Non c’è un prodotto Futsal

Il futsal italiano attraversa un lungo periodo d’illusoria grandeur.
Apparentemente incapace di un sano pragmatismo, indispensabile nei periodi di crisi. Continua a declamare slogan e a chiedere allo specchio chi è la più bella del reame.

In tanti sono pronti a rispondere: “tu se il più bello sport della terra. ” Con le dovute varianti, s’inneggia ad un popolo, alla gente e a quelle frotte d’appassionati che premono furiose ai cancelli degli impianti (che non esistono ndr).

Uno dei leitmotiv, più gettonati, non certo però a livello di “indotto” e “visibilità”, ruota intorno alla parola: PRODOTTO. Spendiamo 0.56 secondi su Google e troviamo questa definizione.

Un prodotto, in economia, è un insieme di attributi tangibili e intangibili di un bene o un servizio volti a procurare un beneficio a un utilizzatore, ottenuto tipicamente attraverso un processo di produzione o creazione a partire da risorse iniziali e con valore aggiunto finale.

Nel futsal il prodotto è la partita. Disomogeneo per natura, in questo composto da due elementi, le squadre, che sono generate da un processo di produzione o creazione a partire da risorse iniziali profondamente differenti.

Basterebbe questo a elidere la narrazione del futsal italico, come prodotto. Vale la pena, approfondire la natura stessa d’un prodotto, per confutare ulteriormente questa leggenda metropolitana.

Il bene, che sia tangibile o intangibile, risponde ad un bisogno. Nei paesi a capitalismo avanzato si è giunti al punto di creare bisogni per i quali poi monetizzare il prodotto che li soddisfa.

Il futsal non appaga, al momento, nessun bisogno. Il calcio ad esempio esaudisce la necessità per molti, di non sentirsi tagliati fuori dalla conversazione generale. Risponde alla necessità di appartenere, s’appoggia alla leva della innata cultura tribale.

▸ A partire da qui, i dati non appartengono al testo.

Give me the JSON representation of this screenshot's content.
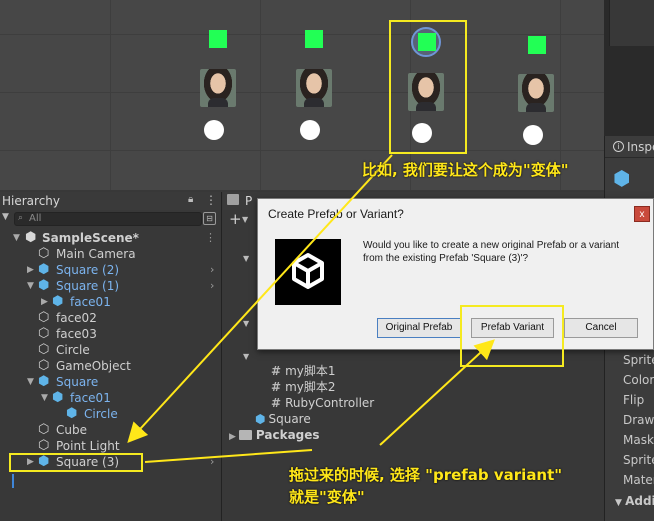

Probabilmente risponde, almeno in parte, a bisogni affettivi, di pochi. Solletica l’ego di altri ad un prezzo decisamente competitivo, se paragonato a discipline più diffuse.

Un prodotto, per essere tale, non deve essere solo venduto, ma acquistato. Ad oggi, il futsal italiano viene venduto in perdita, poiché l’acquirente viene pagato per acquistarlo.

Siamo più prossimi all’acquisto di spazi pubblicitari, sotto forma di partite. Nella speranza che questo generi interesse sufficiente a rendere lo spot, un prodotto.

Un biglietto del futsal è l’esempio più lampante dell’assoluta mancanza di pragmatismo della disciplina. Con la stessa cifra di un biglietto di Serie A di futsal si va a vedere la Serie C di calcio, maschile.

Professionisti, squadre radicate sul territorio, novanta minuti contro quaranta, qualcosa da raccontare al bar, il lunedì successivo.

Altro esempio classico di prodotto, assente: le maglie da gioco. Vogliamo davvero parlarne?
Con l’eccezione del Pescara degli Iannascoli, che aveva addirittura pensato a commercializzare quelle “match worn”, non esiste nessun reale mercato.

Quando si è fortunati, le maglie sono da gioco, regalate dalle atlete. Non c’è nessun valore aggiunto, nessun tentativo nemmeno di crearlo. Ci sono società di futsal che iniziano la stagione con le maglie d’allenamento e i numeri stampati nel vicino Decathlon.

Però “prodottoh” che crea “indottoh” è una delle boutade più ricorrenti nel futsal. L’acca alla fine è una citazione, ovviamente. Ma anche un richiamo, al pragmatismo che manca, alla serietà che viene sbandierata a parole, figlia di una moralità indossata solo quando conviene.

Verrebbe voglia di romperlo quello specchio, dal quale in troppi bramano anche effimera adorazione. Il mio di pragmatismo mi ricorda che però si è più disposti ad ascoltare una bugia pietosa e per giunta a pagamento, di una verità che ci costringe a guardarci davvero, dentro.